The Via Iceniana, or Icenmine Way, enters the Roman county near Woodyates; and passing through Dorchester, takes its course to Seaton in Devonshire. There are several smaller ways proceeding from Dorchester, Winborne, Minster, and some other places in the county. The Roman stations in Dorsetshire appear from the best authorities to have been Londinis, now Lyme Regis; Canco-Ariza, Charmouth; Durnovaria, Dorchester; Vindogladium, Winborne; Clavunio, Weymouth; Morinio, Wareham; and Bolclamnio, Pole. Near Dorchester are the remains of a Roman amphitheatre, which is computed to have held nearly 13,000 spectators. A large circular entrenchment may be traced upon Woodbury Hill, supposed to have been the Castra Statica of the Romans. On Hambledon Hill is another encampment; and the remains of what has been thought to be a labyrinth. In the parish of Rampisham, a beautiful tessellated pavement, about fourteen feet by ten, was discovered in 1799; and in the vale between Maid-Newton and Frampton, at the distance of 150 yards from the river Frome, another, of much larger dimensions, was found in 1794. At Sturminster-Newton are the ruins of a castle in the form of the letter D.
The remains of ancient castles are numerous in Dorsetshire; the principal are the following: Corfe, whose ruins are large, and allowed to be the noblest and grandest in the kingdom; Abbotsbury, a little north of East-Bexington; Brownsea Castle, in the island of the same name; and Portland Castle.
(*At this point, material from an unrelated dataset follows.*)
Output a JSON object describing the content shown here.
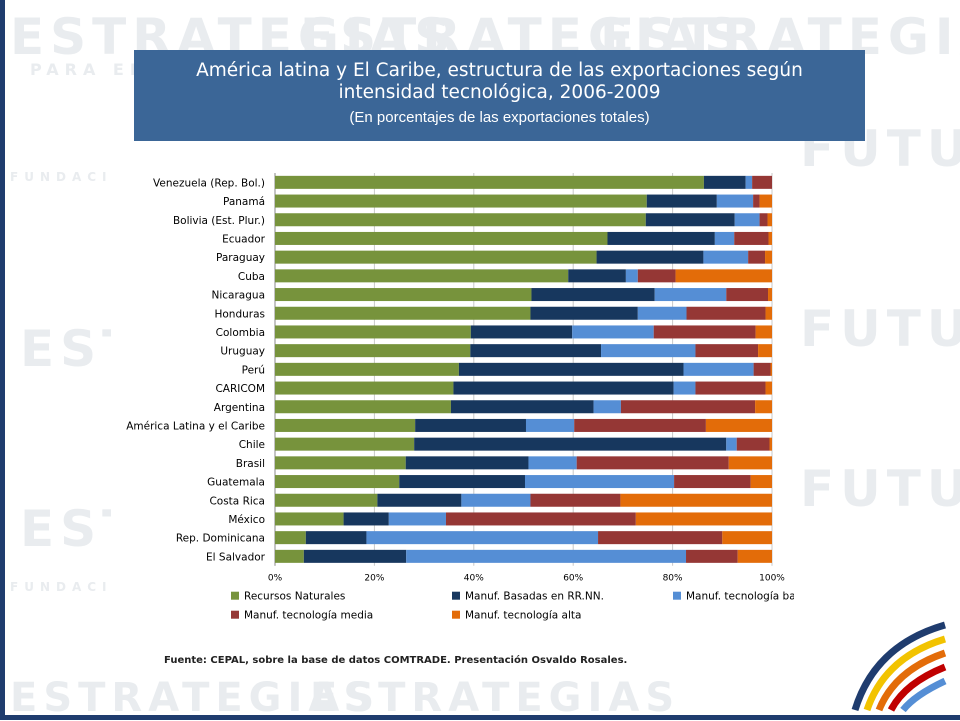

The abbeys whose ruins may yet be discovered, are those of the Monastery of Benedictines at Cranborne, a part of which now forms the parish church, one of the oldest in the county; Cerne Abbey, said to be founded by St Augustine, the remains of which are not many, but interesting; Abbey Milton, whose church is now converted to a private chapel; the Monastery of Shaftesbury, the ruins of which are discernible, near the mansion of Sir Thomas Arundel; some parts of the cloister and domestic buildings of the Abbey of Sherborne are now occupied by silk machinery; besides inconsiderable remains of several more.
Churches.
The church of Fordington is partly in the Saxon style; that of Corfe is Gothic. The churches of Dorchester, Sherborne, Millbourne, St Andrew, Rapiham, Weymouth, and Shaftesbury, are all venerable buildings; but Dorsetshire cannot boast of many instances of ancient ecclesiastical buildings.
Among the modern erections of this county should be mentioned the new jail of the county town. It was built according to Howard's plan, under the direction of Bradburn the architect. In its external appearance it is peculiarly handsome and characteristic; and the interior possesses every convenience appropriate to its destination.